Example competency 3.5 Demonstrate an understanding of your professional responsibility to the public interest.

As part of an initiative on professionalism training in house I was asked to review my employer’s policy on whistleblowing. I researched the whistleblowing guidelines on the IFoA website, together with the relevant parts of the Actuaries’ Code. This enabled me to produce a concise guideline for our staff to follow.

The key benefit from this exercise is that my employer and colleagues now have a clear procedure to follow if they have any concerns about non-compliance. The policy document has clarified the difference between ‘speaking up’ and ‘whistleblowing’ which should encourage challenges and open communication at early stages to prevent risks of non-compliance in the future.

The key factors of success from this exercise are that I now have a greater understanding of the IFoA’s professional guidance and that I feel more confident to challenge my colleagues in the future if I have any concerns.

Problem Solving and Decision Making

Example competency 2.4 Analyse and Validate the results from a model

In undertaking this exercise, I gained better understanding of how scenario modelling and stress tests can impact on the results of a capital modelling exercise. In particular I gained an understanding of the correlation between the different factors affected by each event, for example how a market crash can impact bonus rates as well as lapse and new business rates.

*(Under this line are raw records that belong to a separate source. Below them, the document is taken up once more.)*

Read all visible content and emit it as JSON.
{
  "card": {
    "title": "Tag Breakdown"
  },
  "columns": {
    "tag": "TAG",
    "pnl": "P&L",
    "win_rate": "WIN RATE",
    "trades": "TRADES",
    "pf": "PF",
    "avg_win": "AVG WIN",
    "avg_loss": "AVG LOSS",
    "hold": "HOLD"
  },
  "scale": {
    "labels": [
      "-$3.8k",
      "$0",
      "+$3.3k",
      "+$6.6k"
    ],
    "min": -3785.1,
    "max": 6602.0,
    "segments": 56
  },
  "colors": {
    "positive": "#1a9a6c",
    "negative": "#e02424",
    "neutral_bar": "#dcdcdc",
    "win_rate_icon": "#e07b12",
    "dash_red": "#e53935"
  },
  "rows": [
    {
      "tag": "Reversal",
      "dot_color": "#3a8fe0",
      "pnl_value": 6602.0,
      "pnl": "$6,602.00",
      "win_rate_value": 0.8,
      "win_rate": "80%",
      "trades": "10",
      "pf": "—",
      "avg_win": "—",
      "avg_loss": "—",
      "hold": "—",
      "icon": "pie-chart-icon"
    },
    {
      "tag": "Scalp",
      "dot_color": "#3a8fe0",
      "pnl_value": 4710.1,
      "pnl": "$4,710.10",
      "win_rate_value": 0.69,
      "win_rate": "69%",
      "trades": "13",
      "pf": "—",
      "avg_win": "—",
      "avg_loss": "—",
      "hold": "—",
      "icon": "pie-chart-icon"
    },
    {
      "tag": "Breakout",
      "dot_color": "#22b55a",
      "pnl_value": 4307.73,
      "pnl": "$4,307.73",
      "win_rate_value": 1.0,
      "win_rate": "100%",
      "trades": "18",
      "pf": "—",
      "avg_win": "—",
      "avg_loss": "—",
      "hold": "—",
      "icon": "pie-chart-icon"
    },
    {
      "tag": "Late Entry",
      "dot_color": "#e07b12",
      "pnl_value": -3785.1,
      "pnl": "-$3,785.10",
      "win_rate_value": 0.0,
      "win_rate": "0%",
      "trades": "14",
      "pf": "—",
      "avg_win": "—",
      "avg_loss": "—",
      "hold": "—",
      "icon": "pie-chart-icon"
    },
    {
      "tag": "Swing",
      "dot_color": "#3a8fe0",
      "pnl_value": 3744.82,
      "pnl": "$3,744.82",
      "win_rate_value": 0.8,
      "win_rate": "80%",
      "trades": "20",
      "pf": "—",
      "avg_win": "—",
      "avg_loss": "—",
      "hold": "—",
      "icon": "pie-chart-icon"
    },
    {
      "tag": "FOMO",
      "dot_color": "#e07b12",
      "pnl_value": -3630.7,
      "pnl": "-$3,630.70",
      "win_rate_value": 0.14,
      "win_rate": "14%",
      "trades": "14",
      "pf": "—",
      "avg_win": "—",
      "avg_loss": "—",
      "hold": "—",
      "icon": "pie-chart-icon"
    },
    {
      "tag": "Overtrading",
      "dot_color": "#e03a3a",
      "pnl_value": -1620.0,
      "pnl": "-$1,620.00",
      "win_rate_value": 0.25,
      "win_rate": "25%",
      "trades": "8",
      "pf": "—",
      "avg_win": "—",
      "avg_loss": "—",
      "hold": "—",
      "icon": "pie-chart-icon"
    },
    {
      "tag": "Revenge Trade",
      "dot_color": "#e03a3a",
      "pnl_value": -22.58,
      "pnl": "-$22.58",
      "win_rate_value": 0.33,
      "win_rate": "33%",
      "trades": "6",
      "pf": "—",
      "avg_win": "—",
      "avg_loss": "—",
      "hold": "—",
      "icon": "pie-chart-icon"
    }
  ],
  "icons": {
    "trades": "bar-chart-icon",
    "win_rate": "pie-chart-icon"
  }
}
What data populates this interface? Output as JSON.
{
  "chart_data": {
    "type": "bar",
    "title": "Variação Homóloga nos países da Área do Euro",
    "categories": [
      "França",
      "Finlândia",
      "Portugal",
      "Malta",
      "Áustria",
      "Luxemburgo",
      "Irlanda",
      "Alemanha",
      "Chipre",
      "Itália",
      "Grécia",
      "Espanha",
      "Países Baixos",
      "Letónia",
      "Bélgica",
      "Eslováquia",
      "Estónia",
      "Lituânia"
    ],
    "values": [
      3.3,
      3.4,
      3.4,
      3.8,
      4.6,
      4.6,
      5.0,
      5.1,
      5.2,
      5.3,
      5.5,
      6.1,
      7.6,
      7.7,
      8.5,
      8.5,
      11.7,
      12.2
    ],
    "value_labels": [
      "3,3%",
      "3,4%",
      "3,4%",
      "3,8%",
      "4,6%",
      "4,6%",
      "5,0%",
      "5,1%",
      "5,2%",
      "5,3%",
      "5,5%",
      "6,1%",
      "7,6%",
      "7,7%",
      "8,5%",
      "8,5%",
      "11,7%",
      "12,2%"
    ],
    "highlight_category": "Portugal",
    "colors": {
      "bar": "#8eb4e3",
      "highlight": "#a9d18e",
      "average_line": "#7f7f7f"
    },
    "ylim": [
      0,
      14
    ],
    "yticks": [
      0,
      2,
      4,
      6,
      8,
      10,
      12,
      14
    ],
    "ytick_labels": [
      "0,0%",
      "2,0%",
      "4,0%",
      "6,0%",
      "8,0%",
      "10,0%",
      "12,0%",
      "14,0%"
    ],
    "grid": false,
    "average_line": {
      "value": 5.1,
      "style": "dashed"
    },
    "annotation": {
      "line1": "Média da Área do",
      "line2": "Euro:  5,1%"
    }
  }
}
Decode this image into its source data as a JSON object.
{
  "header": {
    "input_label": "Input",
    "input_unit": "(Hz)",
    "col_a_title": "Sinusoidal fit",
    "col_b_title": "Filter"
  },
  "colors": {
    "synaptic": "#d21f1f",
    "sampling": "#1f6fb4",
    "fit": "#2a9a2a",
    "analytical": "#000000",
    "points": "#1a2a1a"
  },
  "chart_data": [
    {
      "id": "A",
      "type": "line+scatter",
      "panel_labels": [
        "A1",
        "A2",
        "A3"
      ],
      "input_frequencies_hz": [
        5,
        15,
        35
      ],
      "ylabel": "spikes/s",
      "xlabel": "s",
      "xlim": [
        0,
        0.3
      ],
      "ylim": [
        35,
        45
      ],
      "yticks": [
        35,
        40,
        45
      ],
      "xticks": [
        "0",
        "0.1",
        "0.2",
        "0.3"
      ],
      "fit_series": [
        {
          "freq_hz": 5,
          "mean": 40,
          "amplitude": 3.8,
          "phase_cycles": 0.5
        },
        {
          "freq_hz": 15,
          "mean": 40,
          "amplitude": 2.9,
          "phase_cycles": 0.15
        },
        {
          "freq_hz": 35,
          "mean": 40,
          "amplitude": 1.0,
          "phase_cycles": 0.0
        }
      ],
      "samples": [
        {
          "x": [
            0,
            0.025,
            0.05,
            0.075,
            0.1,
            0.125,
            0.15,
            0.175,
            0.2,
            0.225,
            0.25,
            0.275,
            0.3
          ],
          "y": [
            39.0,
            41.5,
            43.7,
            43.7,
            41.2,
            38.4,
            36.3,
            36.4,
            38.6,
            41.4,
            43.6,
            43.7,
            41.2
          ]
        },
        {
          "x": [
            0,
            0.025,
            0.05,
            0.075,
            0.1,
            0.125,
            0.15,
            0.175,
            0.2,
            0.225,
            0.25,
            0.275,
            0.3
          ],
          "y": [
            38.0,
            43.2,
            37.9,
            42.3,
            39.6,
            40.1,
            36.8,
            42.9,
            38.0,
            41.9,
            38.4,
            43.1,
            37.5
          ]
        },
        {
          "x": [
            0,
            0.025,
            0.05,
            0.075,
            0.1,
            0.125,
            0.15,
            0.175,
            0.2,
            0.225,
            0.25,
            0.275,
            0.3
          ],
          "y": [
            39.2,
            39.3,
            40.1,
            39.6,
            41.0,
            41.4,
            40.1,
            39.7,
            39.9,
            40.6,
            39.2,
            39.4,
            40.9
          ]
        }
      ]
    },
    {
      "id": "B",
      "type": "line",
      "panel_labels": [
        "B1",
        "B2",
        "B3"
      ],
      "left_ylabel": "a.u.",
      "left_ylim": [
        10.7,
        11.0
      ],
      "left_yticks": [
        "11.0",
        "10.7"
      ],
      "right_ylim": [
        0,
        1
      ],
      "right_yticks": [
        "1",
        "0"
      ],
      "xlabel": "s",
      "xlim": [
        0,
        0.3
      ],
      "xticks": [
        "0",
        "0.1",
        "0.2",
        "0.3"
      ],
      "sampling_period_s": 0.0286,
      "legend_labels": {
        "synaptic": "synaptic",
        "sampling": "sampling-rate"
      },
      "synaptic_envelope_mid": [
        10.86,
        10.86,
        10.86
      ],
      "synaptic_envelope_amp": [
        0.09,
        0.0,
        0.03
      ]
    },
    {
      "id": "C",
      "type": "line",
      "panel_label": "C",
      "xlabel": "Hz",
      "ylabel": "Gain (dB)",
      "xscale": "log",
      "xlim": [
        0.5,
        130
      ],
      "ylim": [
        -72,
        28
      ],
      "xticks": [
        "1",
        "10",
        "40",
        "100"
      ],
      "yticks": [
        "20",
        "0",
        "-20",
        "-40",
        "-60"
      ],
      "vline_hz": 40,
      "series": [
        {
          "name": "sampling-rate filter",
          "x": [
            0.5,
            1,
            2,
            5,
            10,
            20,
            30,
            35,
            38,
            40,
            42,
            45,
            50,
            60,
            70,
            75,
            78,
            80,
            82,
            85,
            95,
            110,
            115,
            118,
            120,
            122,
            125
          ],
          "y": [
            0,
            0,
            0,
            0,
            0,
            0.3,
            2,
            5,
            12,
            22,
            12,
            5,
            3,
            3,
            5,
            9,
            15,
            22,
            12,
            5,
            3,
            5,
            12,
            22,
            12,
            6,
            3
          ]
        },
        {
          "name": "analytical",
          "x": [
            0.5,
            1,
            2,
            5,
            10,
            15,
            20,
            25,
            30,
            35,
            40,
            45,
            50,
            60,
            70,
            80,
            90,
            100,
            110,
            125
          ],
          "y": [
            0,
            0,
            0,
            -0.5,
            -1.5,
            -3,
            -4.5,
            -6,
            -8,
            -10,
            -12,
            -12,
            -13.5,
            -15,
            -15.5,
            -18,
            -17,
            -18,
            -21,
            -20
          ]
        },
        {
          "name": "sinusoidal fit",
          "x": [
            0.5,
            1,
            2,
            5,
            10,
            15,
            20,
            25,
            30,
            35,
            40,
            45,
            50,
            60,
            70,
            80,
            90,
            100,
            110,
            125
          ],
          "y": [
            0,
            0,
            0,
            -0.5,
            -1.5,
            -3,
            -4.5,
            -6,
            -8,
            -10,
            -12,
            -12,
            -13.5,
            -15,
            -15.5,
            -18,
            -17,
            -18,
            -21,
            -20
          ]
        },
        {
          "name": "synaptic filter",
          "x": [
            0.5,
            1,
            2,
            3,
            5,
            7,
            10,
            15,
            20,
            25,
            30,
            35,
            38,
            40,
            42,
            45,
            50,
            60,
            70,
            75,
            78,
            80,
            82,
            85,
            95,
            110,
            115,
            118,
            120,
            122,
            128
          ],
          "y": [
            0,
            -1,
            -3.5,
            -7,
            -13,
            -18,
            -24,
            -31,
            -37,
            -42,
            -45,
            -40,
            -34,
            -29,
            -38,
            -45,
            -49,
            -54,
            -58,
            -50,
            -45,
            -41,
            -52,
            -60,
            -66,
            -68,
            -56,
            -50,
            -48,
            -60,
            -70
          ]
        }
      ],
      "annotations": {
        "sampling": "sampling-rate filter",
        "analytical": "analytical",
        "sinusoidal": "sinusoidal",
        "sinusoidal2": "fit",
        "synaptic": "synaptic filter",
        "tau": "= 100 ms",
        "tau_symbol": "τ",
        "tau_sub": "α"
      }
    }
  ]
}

My supervisor took professional responsibility for this task. But after undertaking this exercise I have built on previous experience and now feel comfortable in performing this task with less supervision in the future.

4) Date the activity was undertaken

You need to add a date to your PPD activity stating when you undertook that activity. If you completed the task or project over a period of time, pick an appropriate date with that time range. Remember: You cannot back-date your PPD once your annual deadline has passed.

5) Have you discussed your PPD logs with your supervisor?

It is important that you discuss your development with your supervisor or line manager. Whilst the IFoA does not require documented evidence of that discussion, there is a Tickbox you must complete to demonstrate that this has taken place. If your log is selected for audit, then the IFoA will contact your supervisor for confirmation.

You can still submit the log if you have not yet discussed it with your supervisor, provided you complete the Tickbox at a later date once you have had that discussion. However, once your PPD year comes to an end, any logs where the Tickbox remains empty will be invalid and will not count towards your PPD.

6) Formal Learning

You must complete at least two hours of formal learning activities each year. These activities should be relevant to your work or role and address a development need.

Some examples of activities which may or may not be acceptable are shown below. Please note that these lists are not exhaustive and are guidelines only.

Examples of what might be acceptable may include:

  • Digital online learning of a technical topic relevant to your work
  • Soft skills training such as time management or professional skills
  • Specific IT training on software directly relevant to your role
  • Attendance at an event, such as one run by the IFoA
  • Attendance at an event run by your own organisation

Examples of what might not be acceptable include:

  • Internal training on facilities matters such as fire safety
  • Generic IT training such as operating telephones
  • General reading of articles, magazines etc.
  • Informal discussions with colleagues

It is your responsibility to ensure that the activity you record fulfils the criteria and provide sufficient evidence in your record. Please note that any activities you have recorded as part of your CPD log cannot count towards your formal learning hours.